Use the following guidelines to select a suitable cluster size, depending on the amount of input data you have to ingest (measured in GB).

Minimum cluster size

The minimum size for the ingestor cluster will be the size of your input data (compressed, measured in GB) / 480 (rounded up)

For example, for 1 TB of data (1000 GB) a minimum of 3 worker machines is recommended.

Optimal cluster size

The optimal size for the ingestor cluster is the size of your input data (compressed or uncompressed, measured in GB) / 28

For example, for 1 TB of data (1000 GB) the ingest will complete fastest using 36 worker machines.

Maximum cluster size

Note that using a cluster size of more than 300 machines is not recommended. If the guidelines above would suggest a cluster larger than 300, you may wish to consider splitting your data and ingesting in smaller batches.

Ingesting data for a new dataset

To create a new dataset using the GeoSpock CLI, use the dataset-create command, as follows:

$ geospock dataset-create --dataset-name <dataset-name> --data-url <source-data-url>
  --data-source-description-file <path-to-data-source-description> --instance-count <count>

where:

Setting
Description Data type
--dataset-name The name of the dataset. This setting accepts lowercase alphanumeric characters only. String
--data-url The location (URL) of the source input data. This can be either a folder rather than a single file. If this URL is invalid or cannot be accessed, the ingest will fail - use the dataset-status command to track progress; refer to Checking the progress of your ingest String
--data-source-description-file The location of the file describing the fields in this source input data. This file can be in a local directory or an AWS S3 bucket. String
--instance-count The number of worker instances to use for this ingest. See Calculating the size of the ingestor cluster. Integer

The dataset-create command creates the specified dataset and triggers the ingestion of its data from the specified source (URL), using the referenced data source description file.
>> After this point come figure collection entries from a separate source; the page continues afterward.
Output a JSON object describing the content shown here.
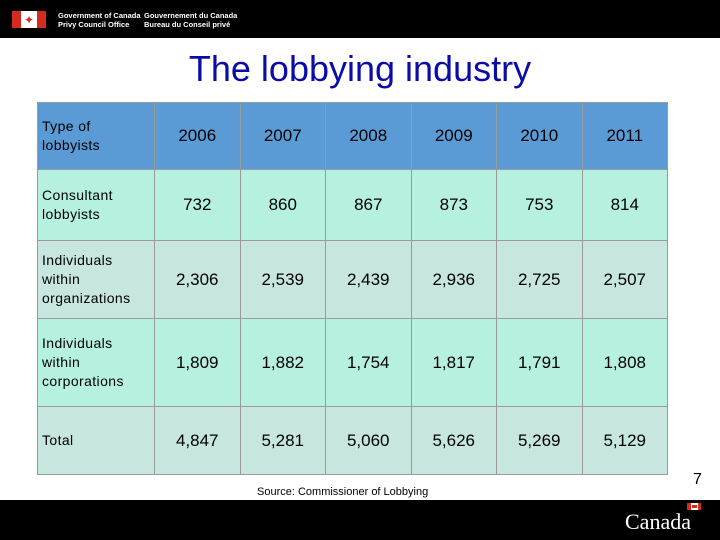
{
  "header": {
    "dept_en_line1": "Government of Canada",
    "dept_en_line2": "Privy Council Office",
    "dept_fr_line1": "Gouvernement du Canada",
    "dept_fr_line2": "Bureau du Conseil privé",
    "flag_icon": "canada-flag-icon"
  },
  "slide": {
    "title": "The lobbying industry",
    "source": "Source: Commissioner of Lobbying",
    "page_number": "7"
  },
  "table": {
    "corner_label": "Type of lobbyists",
    "years": [
      "2006",
      "2007",
      "2008",
      "2009",
      "2010",
      "2011"
    ],
    "rows": [
      {
        "label": "Consultant lobbyists",
        "values": [
          "732",
          "860",
          "867",
          "873",
          "753",
          "814"
        ]
      },
      {
        "label": "Individuals within organizations",
        "values": [
          "2,306",
          "2,539",
          "2,439",
          "2,936",
          "2,725",
          "2,507"
        ]
      },
      {
        "label": "Individuals within corporations",
        "values": [
          "1,809",
          "1,882",
          "1,754",
          "1,817",
          "1,791",
          "1,808"
        ]
      },
      {
        "label": "Total",
        "values": [
          "4,847",
          "5,281",
          "5,060",
          "5,626",
          "5,269",
          "5,129"
        ]
      }
    ]
  },
  "footer": {
    "wordmark": "Canada"
  },
  "colors": {
    "header_row": "#5b9bd5",
    "row_light": "#b6f0df",
    "row_alt": "#c6e6df",
    "title": "#0b0ba8",
    "flag_red": "#d52b1e"
  }
}
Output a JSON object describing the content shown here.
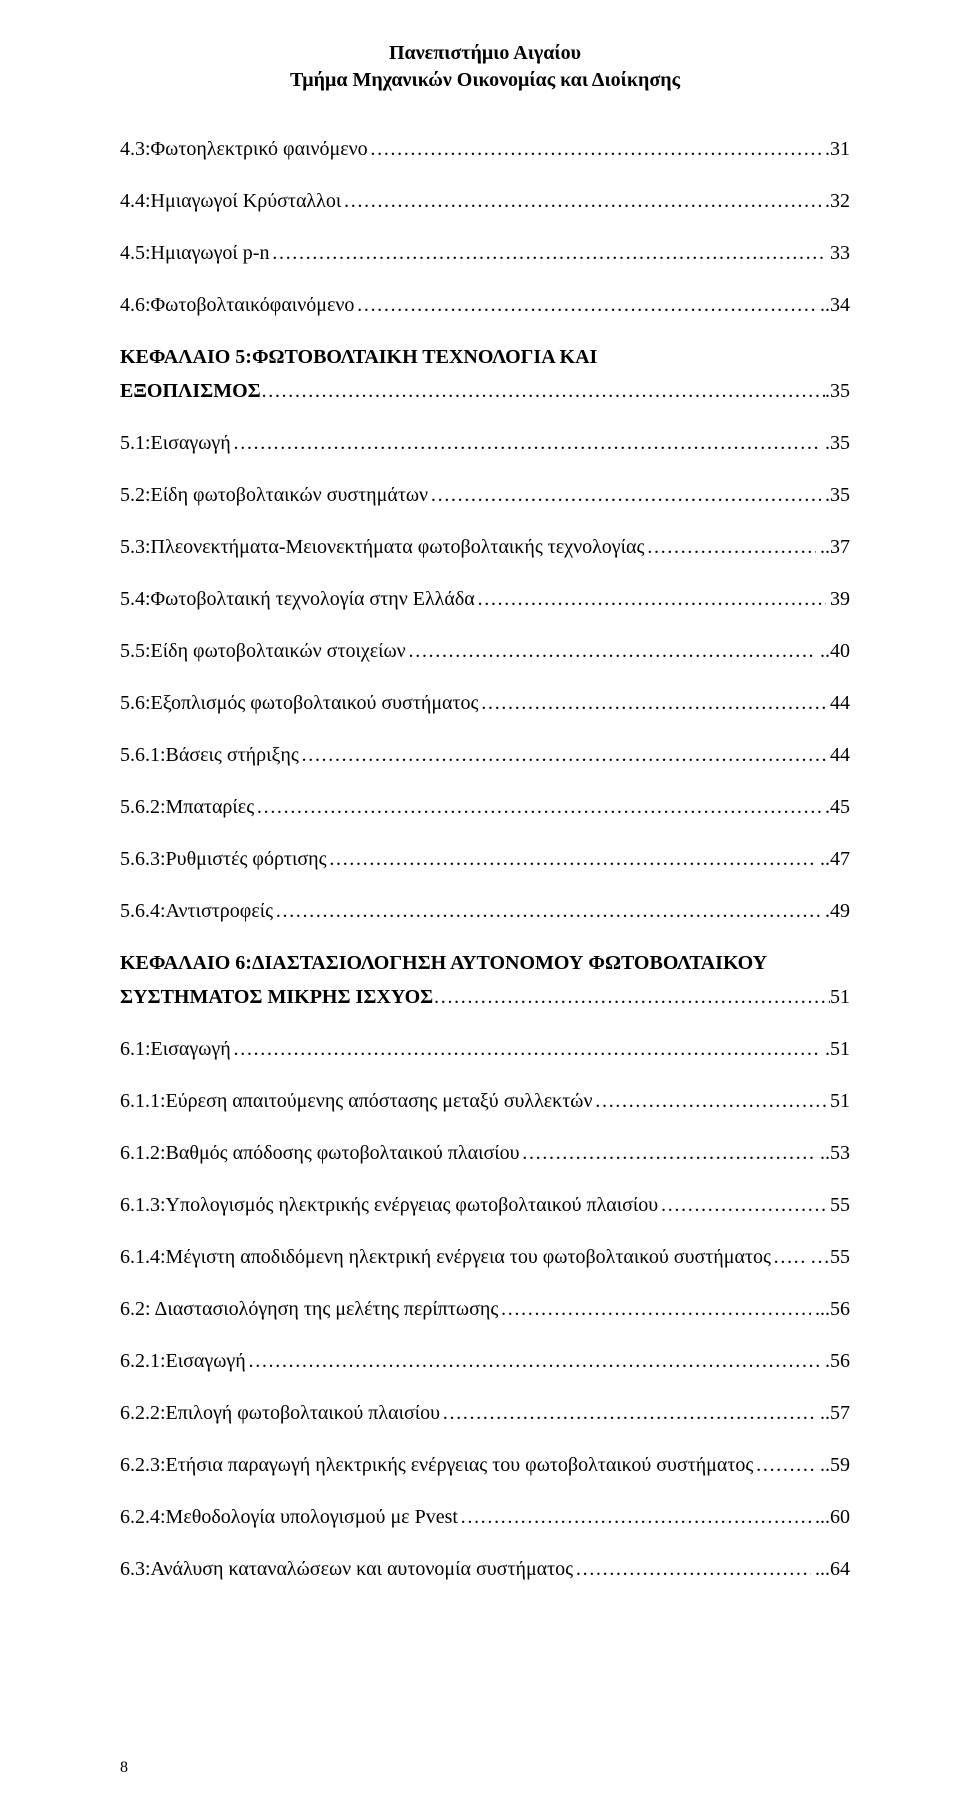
{
  "header": {
    "line1": "Πανεπιστήμιο Αιγαίου",
    "line2": "Τμήμα Μηχανικών Οικονομίας και Διοίκησης"
  },
  "toc": [
    {
      "type": "entry",
      "label": "4.3:Φωτοηλεκτρικό φαινόμενο",
      "page": ".31"
    },
    {
      "type": "entry",
      "label": "4.4:Ημιαγωγοί Κρύσταλλοι",
      "page": ".32"
    },
    {
      "type": "entry",
      "label": "4.5:Ημιαγωγοί p-n",
      "page": "33"
    },
    {
      "type": "entry",
      "label": "4.6:Φωτοβολταικόφαινόμενο",
      "page": "..34"
    },
    {
      "type": "chapter2",
      "line1": "ΚΕΦΑΛΑΙΟ 5:ΦΩΤΟΒΟΛΤΑΙΚΗ ΤΕΧΝΟΛΟΓΙΑ ΚΑΙ",
      "line2": "ΕΞΟΠΛΙΣΜΟΣ",
      "page": ".35"
    },
    {
      "type": "entry",
      "label": "5.1:Εισαγωγή",
      "page": ".35"
    },
    {
      "type": "entry",
      "label": "5.2:Είδη φωτοβολταικών συστημάτων",
      "page": ".35"
    },
    {
      "type": "entry",
      "label": "5.3:Πλεονεκτήματα-Μειονεκτήματα φωτοβολταικής τεχνολογίας",
      "page": "..37"
    },
    {
      "type": "entry",
      "label": "5.4:Φωτοβολταική τεχνολογία στην Ελλάδα",
      "page": "39"
    },
    {
      "type": "entry",
      "label": "5.5:Είδη φωτοβολταικών στοιχείων",
      "page": "..40"
    },
    {
      "type": "entry",
      "label": "5.6:Εξοπλισμός φωτοβολταικού συστήματος",
      "page": "44"
    },
    {
      "type": "entry",
      "label": "5.6.1:Βάσεις στήριξης",
      "page": "44"
    },
    {
      "type": "entry",
      "label": "5.6.2:Μπαταρίες",
      "page": ".45"
    },
    {
      "type": "entry",
      "label": "5.6.3:Ρυθμιστές φόρτισης",
      "page": "..47"
    },
    {
      "type": "entry",
      "label": "5.6.4:Αντιστροφείς",
      "page": ".49"
    },
    {
      "type": "chapter2",
      "line1": "ΚΕΦΑΛΑΙΟ 6:ΔΙΑΣΤΑΣΙΟΛΟΓΗΣΗ ΑΥΤΟΝΟΜΟΥ ΦΩΤΟΒΟΛΤΑΙΚΟΥ",
      "line2": "ΣΥΣΤΗΜΑΤΟΣ ΜΙΚΡΗΣ ΙΣΧΥΟΣ",
      "page": "51"
    },
    {
      "type": "entry",
      "label": "6.1:Εισαγωγή",
      "page": ".51"
    },
    {
      "type": "entry",
      "label": "6.1.1:Εύρεση απαιτούμενης απόστασης μεταξύ συλλεκτών",
      "page": "51"
    },
    {
      "type": "entry",
      "label": "6.1.2:Βαθμός απόδοσης φωτοβολταικού πλαισίου",
      "page": "..53"
    },
    {
      "type": "entry",
      "label": "6.1.3:Υπολογισμός ηλεκτρικής ενέργειας φωτοβολταικού πλαισίου",
      "page": "55"
    },
    {
      "type": "entry",
      "label": "6.1.4:Μέγιστη αποδιδόμενη ηλεκτρική ενέργεια του φωτοβολταικού συστήματος",
      "page": "…55"
    },
    {
      "type": "entry",
      "label": "6.2: Διαστασιολόγηση της μελέτης περίπτωσης",
      "page": "...56"
    },
    {
      "type": "entry",
      "label": "6.2.1:Εισαγωγή",
      "page": ".56"
    },
    {
      "type": "entry",
      "label": "6.2.2:Επιλογή φωτοβολταικού πλαισίου",
      "page": "..57"
    },
    {
      "type": "entry",
      "label": "6.2.3:Ετήσια παραγωγή ηλεκτρικής ενέργειας του φωτοβολταικού συστήματος",
      "page": "..59"
    },
    {
      "type": "entry",
      "label": "6.2.4:Μεθοδολογία υπολογισμού με Pvest",
      "page": "...60"
    },
    {
      "type": "entry",
      "label": "6.3:Ανάλυση καταναλώσεων και αυτονομία συστήματος",
      "page": "...64"
    }
  ],
  "pageNumber": "8"
}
For time-based datasets, it is strongly recommended that the initial data ingest covers at least 24 hours (preferably longer). This first ingest determines the internal structure of the dataset in the database. A representative set of data in the initial ingest will therefore lead to more efficient data querying, when additional data is ingested into the dataset.

For more information about this command, use the GeoSpock CLI's help command.

Data validation

During ingestion, the source input data is processed row-wise, based on the file format of the source input data.

For all datasets:

  • a row will be considered invalid if the value of any of the fields is invalid, determined by the data source description;
  • an invalid row will be excluded from the dataset.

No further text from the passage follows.